Does your city have any kind of
Bike/Ped Advisory Committee? FWIW, in Portland, Maine, the Public Works department is responsible for both the planning and the painting. They have taken an initiative to put more paint on the ground, and came to our advisory group to get input. As a result, some of us have been meeting regularly with them for about a year now. Not a lot of new paint on the ground yet, for a variety of reasons, some of which is funding, but some of which I like to think is because we've been able to educate them about standards, good and bad places for bike lanes, suggested sharrows, etc., and spent a lot of time reviewing routes and treatments.
I I were against bike lanes in principle, do you think it would be selling out to work to get them better?

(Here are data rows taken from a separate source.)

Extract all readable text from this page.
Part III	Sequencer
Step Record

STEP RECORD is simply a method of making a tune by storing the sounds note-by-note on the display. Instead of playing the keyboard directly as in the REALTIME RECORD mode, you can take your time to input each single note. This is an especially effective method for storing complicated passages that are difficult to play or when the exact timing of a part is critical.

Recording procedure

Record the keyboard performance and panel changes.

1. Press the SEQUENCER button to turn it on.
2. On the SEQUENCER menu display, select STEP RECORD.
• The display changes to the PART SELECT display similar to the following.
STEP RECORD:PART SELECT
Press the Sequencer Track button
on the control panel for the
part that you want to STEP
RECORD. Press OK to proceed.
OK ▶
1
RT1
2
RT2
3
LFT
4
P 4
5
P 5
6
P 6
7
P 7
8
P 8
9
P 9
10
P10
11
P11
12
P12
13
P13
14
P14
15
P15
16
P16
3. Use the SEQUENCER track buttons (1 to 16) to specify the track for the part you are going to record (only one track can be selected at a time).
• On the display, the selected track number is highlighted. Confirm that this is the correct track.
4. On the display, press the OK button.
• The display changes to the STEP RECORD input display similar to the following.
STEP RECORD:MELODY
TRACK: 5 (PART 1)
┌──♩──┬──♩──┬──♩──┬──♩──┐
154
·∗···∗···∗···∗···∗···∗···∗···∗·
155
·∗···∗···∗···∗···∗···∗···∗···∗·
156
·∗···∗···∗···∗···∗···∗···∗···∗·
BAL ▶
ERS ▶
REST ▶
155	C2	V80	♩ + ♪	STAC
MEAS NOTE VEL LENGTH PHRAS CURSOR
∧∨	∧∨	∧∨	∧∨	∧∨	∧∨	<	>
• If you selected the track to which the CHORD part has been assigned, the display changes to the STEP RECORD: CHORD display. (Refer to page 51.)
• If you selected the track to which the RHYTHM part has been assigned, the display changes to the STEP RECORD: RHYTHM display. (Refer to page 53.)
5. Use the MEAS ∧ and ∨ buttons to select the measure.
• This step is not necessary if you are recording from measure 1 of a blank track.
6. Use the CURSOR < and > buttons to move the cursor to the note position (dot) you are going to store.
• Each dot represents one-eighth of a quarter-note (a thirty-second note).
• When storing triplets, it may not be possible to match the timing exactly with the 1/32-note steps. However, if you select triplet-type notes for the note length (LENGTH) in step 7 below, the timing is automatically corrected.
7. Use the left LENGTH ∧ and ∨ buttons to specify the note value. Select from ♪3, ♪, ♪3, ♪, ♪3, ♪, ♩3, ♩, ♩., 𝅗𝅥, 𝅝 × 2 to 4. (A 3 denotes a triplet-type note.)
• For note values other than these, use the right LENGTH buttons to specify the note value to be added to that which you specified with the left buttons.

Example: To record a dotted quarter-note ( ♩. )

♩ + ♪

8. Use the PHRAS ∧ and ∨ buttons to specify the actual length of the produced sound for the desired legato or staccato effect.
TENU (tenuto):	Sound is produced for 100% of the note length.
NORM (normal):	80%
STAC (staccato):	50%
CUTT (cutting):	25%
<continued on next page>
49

If the city council has already decided that the bike lane is inevitable, should you rage against it, or try to make it the best of all possible bike lanes?
Exactly my dilemma. I'm on record here as saying that I am very comfortable with vehicular cycling and don't need special paint, and like to think that everyone who is going to be on the road can and should learn the same. But I also can appreciate the argument that riding totally vehicularly with no help from the infrastructure is quite a "barrier to entry" to some people more than it was to me, due to both personality and details of their ride. I think infrastructure done well can be of some help, so I think I am coming down on the side of helping the well-meaning gov't officials to do it right, or at least keep them from doing it badly, rather than giving up altogether because it is not a pure position. But I personally will also seek to advance cyclist education in every way I can, because I still think infrastructure without education is not enough, just as it is not enough for motorists.